I created a QLearning.QLConfiguration as well as a DQNFactoryStdDense.Configuration.
Then I instantiated a DataManager and tried to start learning, but it throws exceptions, which probably means that there is some step that I am missing.
It would be great to have a documentation specific to what steps you need to do if you want to use rl4j with your custom MDP.
Also, while trying to implement the MDP interface, there are interfaces like ObservationSpace, ActionSpace etc. that are required.
However, there is no description about what the methods in these interfaces are supposed to do.
For example, there are methods getHigh() and getLow() in ObservationSpace, but no description on what 'high' and 'low' are. Hence, there is no way to know whether you have implemented the right thing.

It would be very helpful to have some documentation regarding the same.
Thank you!

Documentation help wanted

Source

taraliza

👍4

Most helpful comment

Is there documentation for this now?

raimannma on 19 May 2019

👍4

All 6 comments

Have you seen this https://deeplearning4j.org/reinforcementlearning ?

Or the examples
https://github.com/deeplearning4j/dl4j-examples/tree/master/rl4j-examples/src/main/java/org/deeplearning4j/examples/rl4j

Please take a look at those and let me know what details we are lacking.

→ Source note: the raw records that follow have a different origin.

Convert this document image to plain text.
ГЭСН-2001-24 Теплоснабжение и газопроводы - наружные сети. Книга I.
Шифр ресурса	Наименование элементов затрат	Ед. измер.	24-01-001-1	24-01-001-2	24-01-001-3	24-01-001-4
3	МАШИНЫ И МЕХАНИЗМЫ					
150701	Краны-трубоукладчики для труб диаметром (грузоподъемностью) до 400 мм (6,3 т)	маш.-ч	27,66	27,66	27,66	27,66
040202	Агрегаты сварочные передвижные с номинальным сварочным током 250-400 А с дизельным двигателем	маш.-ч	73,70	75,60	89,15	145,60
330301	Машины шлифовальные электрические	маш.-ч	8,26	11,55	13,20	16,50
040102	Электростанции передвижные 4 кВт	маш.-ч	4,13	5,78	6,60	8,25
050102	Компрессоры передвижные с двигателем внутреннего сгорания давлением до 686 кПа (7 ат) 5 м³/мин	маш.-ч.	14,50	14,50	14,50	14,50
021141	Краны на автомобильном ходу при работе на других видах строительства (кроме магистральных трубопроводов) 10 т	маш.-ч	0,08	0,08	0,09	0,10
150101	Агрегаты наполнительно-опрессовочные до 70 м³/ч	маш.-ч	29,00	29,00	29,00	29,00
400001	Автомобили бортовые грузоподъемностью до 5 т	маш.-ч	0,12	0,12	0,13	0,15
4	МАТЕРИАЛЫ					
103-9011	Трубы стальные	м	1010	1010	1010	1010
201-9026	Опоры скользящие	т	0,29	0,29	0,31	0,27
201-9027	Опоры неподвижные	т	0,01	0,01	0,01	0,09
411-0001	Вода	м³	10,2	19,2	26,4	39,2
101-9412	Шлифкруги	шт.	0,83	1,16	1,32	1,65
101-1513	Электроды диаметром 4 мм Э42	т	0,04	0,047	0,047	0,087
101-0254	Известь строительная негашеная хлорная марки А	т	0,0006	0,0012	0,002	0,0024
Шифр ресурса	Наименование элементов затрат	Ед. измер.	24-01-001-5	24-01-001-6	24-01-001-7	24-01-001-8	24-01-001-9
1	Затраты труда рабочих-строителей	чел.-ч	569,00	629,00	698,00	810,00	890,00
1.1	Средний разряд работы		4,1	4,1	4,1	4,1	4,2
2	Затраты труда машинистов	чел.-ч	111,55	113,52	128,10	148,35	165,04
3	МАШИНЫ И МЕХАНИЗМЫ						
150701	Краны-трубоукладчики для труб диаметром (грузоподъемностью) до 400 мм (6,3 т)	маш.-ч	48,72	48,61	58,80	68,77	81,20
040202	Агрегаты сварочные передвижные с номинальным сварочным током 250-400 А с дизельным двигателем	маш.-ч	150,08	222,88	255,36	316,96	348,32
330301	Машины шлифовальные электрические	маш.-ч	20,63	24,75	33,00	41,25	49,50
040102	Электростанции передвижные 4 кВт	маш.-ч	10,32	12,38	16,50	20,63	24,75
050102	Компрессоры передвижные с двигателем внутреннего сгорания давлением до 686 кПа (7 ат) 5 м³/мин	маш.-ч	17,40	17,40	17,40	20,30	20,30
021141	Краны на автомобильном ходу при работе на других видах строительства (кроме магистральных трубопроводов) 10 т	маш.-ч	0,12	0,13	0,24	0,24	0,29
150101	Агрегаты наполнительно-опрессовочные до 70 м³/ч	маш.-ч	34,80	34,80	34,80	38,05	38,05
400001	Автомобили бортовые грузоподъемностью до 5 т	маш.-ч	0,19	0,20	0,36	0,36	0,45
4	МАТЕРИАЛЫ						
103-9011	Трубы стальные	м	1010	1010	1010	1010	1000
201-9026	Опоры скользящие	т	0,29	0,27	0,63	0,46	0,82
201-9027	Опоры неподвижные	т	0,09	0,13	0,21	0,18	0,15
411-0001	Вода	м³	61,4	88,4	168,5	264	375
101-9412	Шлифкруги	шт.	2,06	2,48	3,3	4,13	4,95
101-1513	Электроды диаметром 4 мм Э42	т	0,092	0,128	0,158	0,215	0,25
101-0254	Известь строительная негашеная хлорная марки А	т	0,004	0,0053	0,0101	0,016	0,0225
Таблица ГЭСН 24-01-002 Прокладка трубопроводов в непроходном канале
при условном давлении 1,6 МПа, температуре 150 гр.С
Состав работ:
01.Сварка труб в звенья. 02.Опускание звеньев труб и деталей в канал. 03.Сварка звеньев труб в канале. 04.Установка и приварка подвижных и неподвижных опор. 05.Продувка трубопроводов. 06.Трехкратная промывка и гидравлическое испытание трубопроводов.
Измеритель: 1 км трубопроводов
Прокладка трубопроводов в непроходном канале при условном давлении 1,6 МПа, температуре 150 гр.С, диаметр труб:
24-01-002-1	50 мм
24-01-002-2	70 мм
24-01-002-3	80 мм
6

tomthetrainer on 4 Apr 2017

@tomthetrainer Main thing is basic things like: How do you create custom environments? Whats an MDP?
How do you configure an RL algorithm? How does rl4j integrate with dl4j?

agibsonccc on 11 Apr 2017

👍2

@tomthetrainer It would be great if you could add details on what the different methods in the interfaces are meant to do, so that they can be implemented correctly for a custom MDP. (For example, methods getHigh() and getLow() are in ObservationSpace, but it isn't clear what low and high are). Also, none of the examples currently show how to load a pre-trained DQN and use it as a starting point for further learning.

taraliza on 11 Apr 2017

👍2

Is there documentation for this now?

raimannma on 19 May 2019

👍4

Still none…
Seems I have to migrate to Pytorch to continue my Project. :(

Storm-cev on 26 Dec 2019

I am trying to create a custom environment using rl4j. But due to the lack of documentation, i was not able to create a MDP for my environment. As per the example programs, i also see that Actions for each observation space/state are set randomly.
It would be helpful if someone could explain on how to set custom actions and observations for custom environments.